Chipkarten der Uni Göttingen unsicher

Wie heute die Netzeitung in einem Artikel veröffentlichte, wurde nun erstmals ein weit verbreiteter Funk-Chip des Typs MIFARE-Classic geknackt. Die Online-Zeitung bezieht sich damit auf einen Artikel in der aktuellen Ausgabe der Zeitschrift c't: Demnach war es den Experten möglich, die Verschlüsselung des entsprechenden RFID-Chips zu knacken, die darauf gespeicherten Daten auszulesen und zu kopieren.

Die Netzeitung erwähnt in ihrem Artikel wie beliebt dieser Chip sei, und dass möglicherweise Hunderttausende Studierende betroffen seien, die mit solchen Chipkarten beispielsweise in der Mensa bezahlen...
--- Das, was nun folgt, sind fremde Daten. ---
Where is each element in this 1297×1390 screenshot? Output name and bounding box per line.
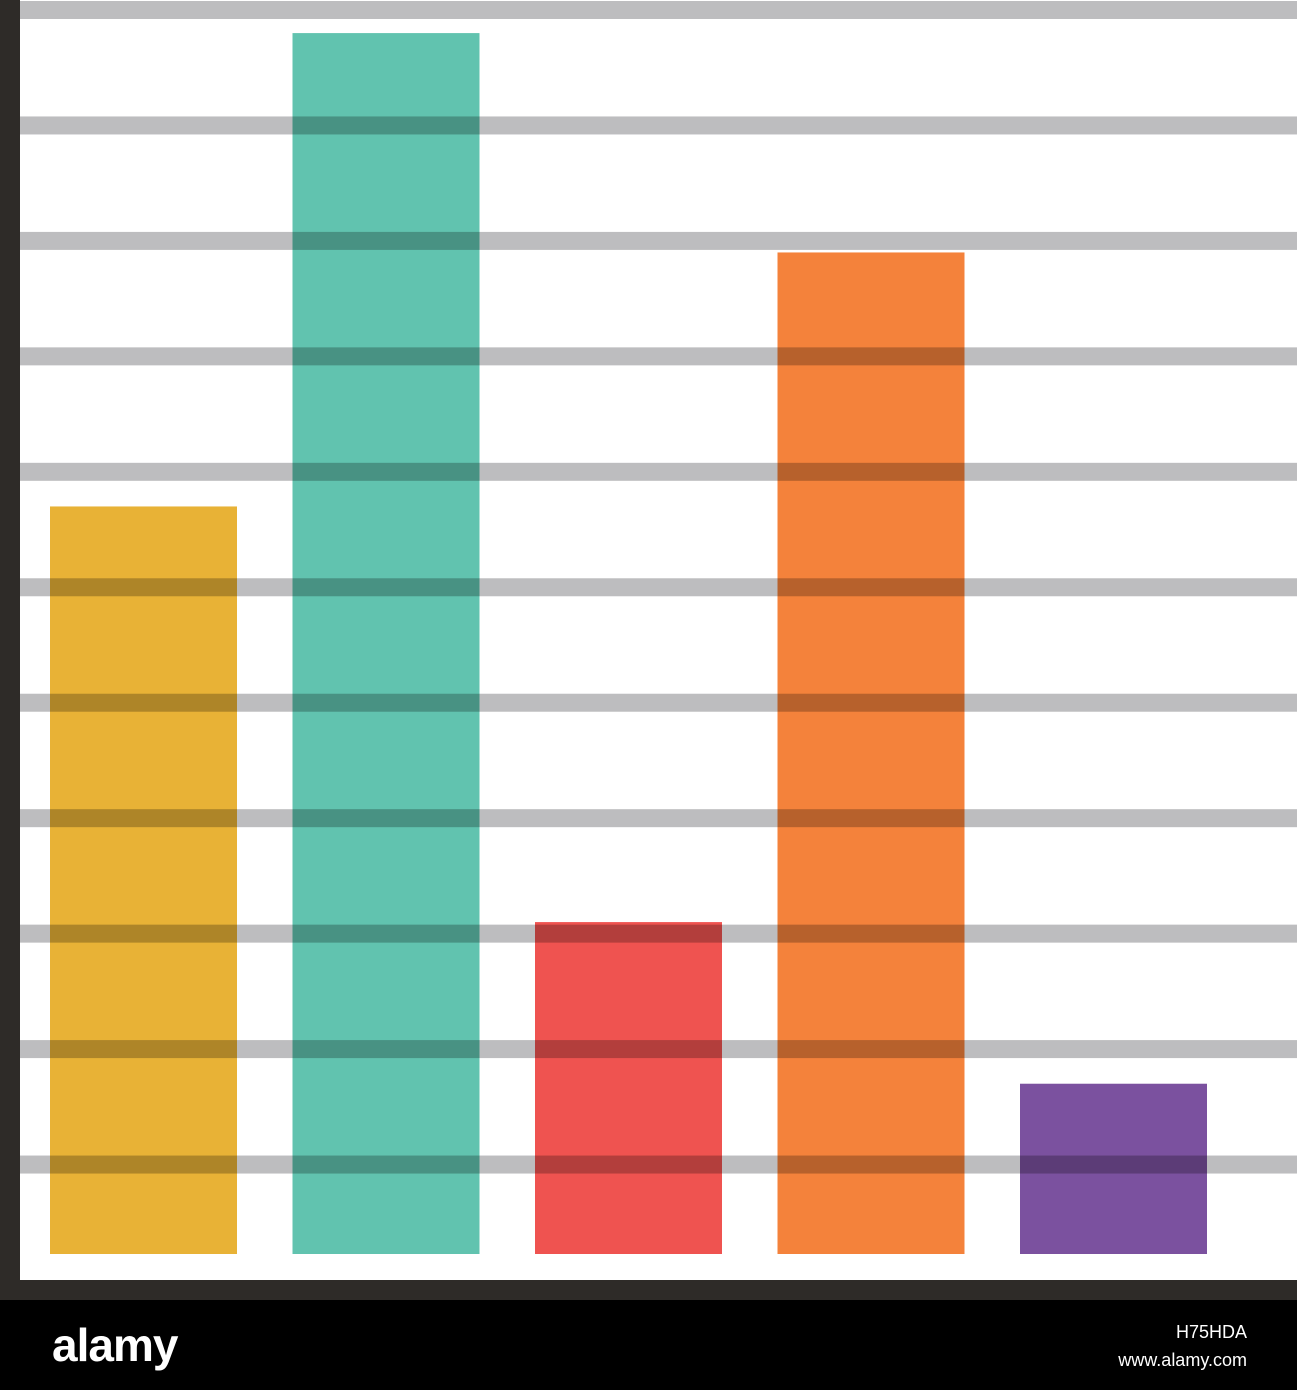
image-id: H75HDA — [1175, 1322, 1247, 1342]
site-url: www.alamy.com — [1118, 1350, 1247, 1370]
bar-4-band-1 — [777, 1155, 965, 1174]
bar-5-band-1 — [1020, 1155, 1207, 1174]
gridline-11 — [20, 1, 1297, 19]
bar-1 — [50, 506, 237, 1254]
bar-4-band-7 — [777, 462, 965, 481]
bar-2-band-7 — [292, 462, 480, 481]
bar-3-band-2 — [535, 1040, 722, 1059]
y-axis — [0, 0, 20, 1300]
bar-2-band-5 — [292, 693, 480, 712]
bar-4 — [777, 252, 965, 1255]
gridline-10 — [20, 116, 1297, 135]
bar-2-band-2 — [292, 1040, 480, 1059]
bar-2 — [292, 33, 480, 1254]
bar-2-band-9 — [292, 231, 480, 250]
x-axis — [0, 1280, 1297, 1300]
bar-2-band-8 — [292, 347, 480, 366]
gridline-9 — [20, 231, 1297, 250]
footer-bar — [0, 1300, 1297, 1390]
bar-4-band-8 — [777, 347, 965, 366]
bar-chart — [0, 0, 1297, 1300]
bar-2-band-6 — [292, 578, 480, 597]
bar-4-band-4 — [777, 809, 965, 828]
bar-1-band-6 — [50, 578, 237, 597]
bars — [50, 33, 1207, 1255]
bar-2-band-3 — [292, 924, 480, 943]
bar-3-band-1 — [535, 1155, 722, 1174]
bar-2-band-4 — [292, 809, 480, 828]
gridline-8 — [20, 347, 1297, 366]
bar-4-band-2 — [777, 1040, 965, 1059]
bar-1-band-4 — [50, 809, 237, 828]
bar-2-band-1 — [292, 1155, 480, 1174]
bar-5 — [1020, 1083, 1207, 1254]
bar-1-band-5 — [50, 693, 237, 712]
axes — [0, 0, 1297, 1300]
gridline-7 — [20, 462, 1297, 481]
bar-3 — [535, 922, 722, 1254]
bar-4-band-6 — [777, 578, 965, 597]
bar-4-band-5 — [777, 693, 965, 712]
bar-1-band-3 — [50, 924, 237, 943]
gridline-overlay — [50, 116, 1207, 1174]
bar-1-band-2 — [50, 1040, 237, 1059]
bar-3-band-3 — [535, 924, 722, 943]
bar-4-band-3 — [777, 924, 965, 943]
bar-1-band-1 — [50, 1155, 237, 1174]
brand-logo: alamy — [52, 1319, 178, 1371]
bar-2-band-10 — [292, 116, 480, 135]
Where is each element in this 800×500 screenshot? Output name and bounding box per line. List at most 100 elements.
Auch die Universität Göttingen hat gerade vor wenigen Semestern auf Studierenden-Ausweise mit RFID-Chips umgestellt, und setzt dabei auf den Mifare-1-Chip, wie sie selbst auf ihrer Homepage kundtut, der eben jenem oben verlinkten Mifare-Classic entspricht. Auf den Chipkarten der Universität Göttingen sind nicht nur Matrikelnummer und Bibliotheksnummer der BesitzerInnen gespeichert, sondern werden diese auch als elektronische Geldbörse eingesetzt.

Das Sicherheitsmerkmal, das die Göttinger Universität veröffentlichte:

Ein Auslesen der Schlüssel während der Kommunikation des Chips mit einer Kartenleseeinheit wird durch Verschlüsselung dieser Kommunikation unterbunden.

ist also nun besser zu streichen. Währenddessen warten wir auf explosionsartig ansteigende Essensausgaben in der Mensa und Buchausleihen aus der Bibliothek - durch imaginäre DoppelgängerInnen nichtsahnender Studierender...

UPDATE I:
Nähere Informationen darüber, wie der Hack vonstatten ging, finden sich bei Karsten Nohl und in einem Vortrag des letzten Chaos Communications Congress, dem 24C3.
update via Vorlon

UPDATE II:
Interessant dazu dieser Artikel auf den Seiten von golem.de:

Die Verschlüsselung der weit verbreiteten MiFare-RFID-Chips des Herstellers NXP lässt sich in Sekundenschnelle brechen, ohne direkten Zugang zum Chip zu haben. Es genügt, die verschlüsselten Daten aus ein paar Metern Entfernung abzuhören.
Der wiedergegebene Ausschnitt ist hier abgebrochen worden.